2. Ask students: Have you ever been to the doctor with a soar throat and he tells you to open your mouth wide and say /o/? That is the mouth move that we are going to be looking for in words today! The ahhhh sound you make when you you’re your mouth is wide for the doctor is actually the short o sound. Now let’s practice together, pretend that the doctor is telling you to make the /o/ sound when you open your mouth wide, ready, go! Great job!

3. Now that we know what /o/ sounds like, let’s try a tongue twister! “Ozzie the octopus had an operation in October.” Now everyone say it together three times. Now we are going to say it again, but stretch the /o/ at the beginning of the words. “Oooozie the ooooctopus had an oooperation in Oooctober.” Good, this time we are going to try something a little different. This time, try to break off the /o/ from the rest of the word. “/o/ zzie the /o/ cotopus had an /o/ peration in /o/ tober.”

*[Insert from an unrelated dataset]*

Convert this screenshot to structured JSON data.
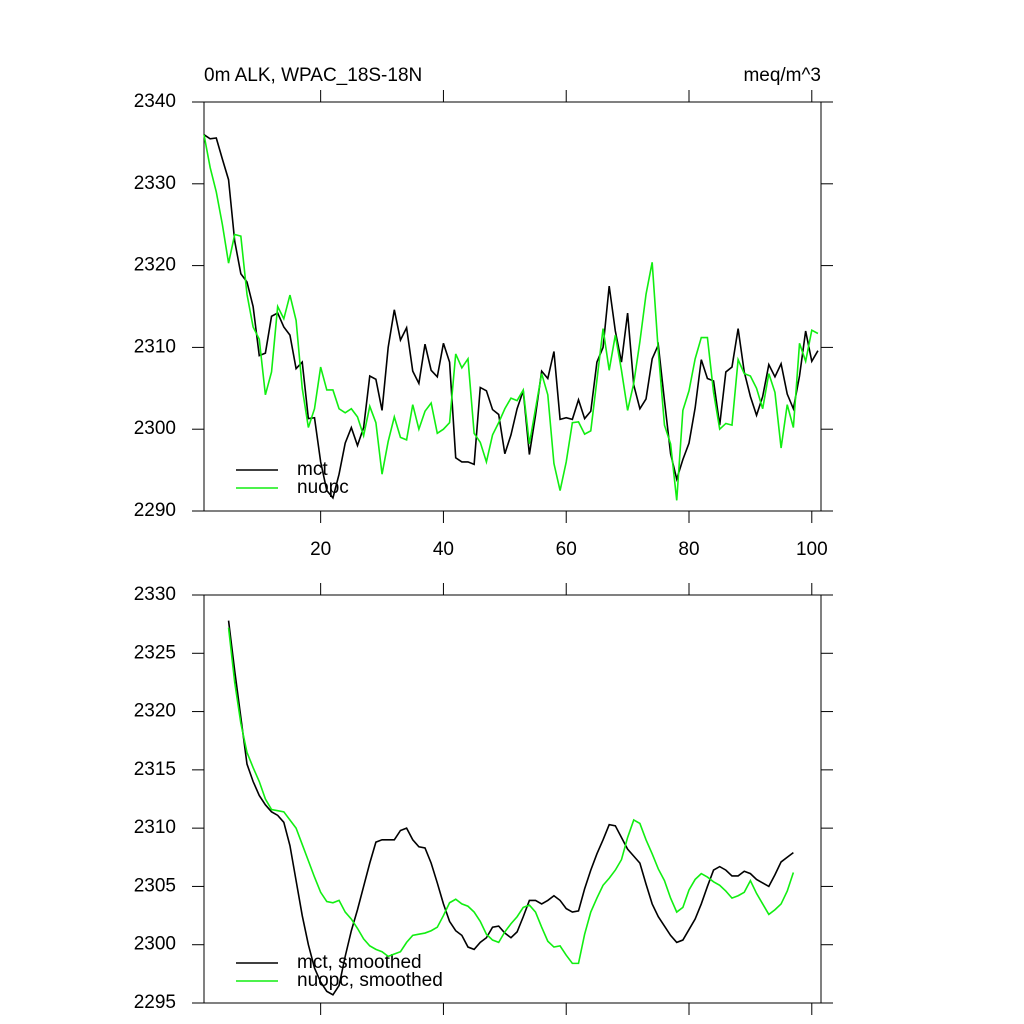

4. (Have students take out primary paper and pencil.) We can use letter o to spell /o/. Let’s write it. I want to see everyone’s o. When I put a sticker on your paper, I want you to draw nine more just like the one that I put a sticker next to. When you see letter Start at the fence line, curve around to touch the sidewalk, and then curve back around to the fence line where you first started. When you see letter o all by itself in a word, that’s the signal to say /o/.

5. Let me show you how to find /o/ in spot. I am going to stretch spot out in slow motion and listen for the sound you make when you open your mouth for the doctor. S-s-s-p-p-o-t. S-s-p-p-o-o…there it is! I do hear the /o/ sound when I open my mouth wide.

6. Call on students to answer and tell how they knew: Do you hear /o/ in dog or cat? Mop or nap? Black or block? Stop or stay? (Pass out a card to each student.) “Let’s see if you can spot the mouth move /o/ in some words. Open your mouth wide when you /o/. Ozzie, the, octopus, had, an, operation, in, October.

7. Read Doc in the Fog and talk about the story. Read it again, and have students raise their hands when they hear words with /o/. List their words on the board. Have students write a message about it using invented spelling inside the octopus on their paper. Display their work.

8. For assessment, distribute the picture page and assist the students in naming each picture. Ask the students to color the pictures whose names have /o/.

References:

Champine, Lindsey. Emergent Literacy: Open Your Mouth and Say Ahh!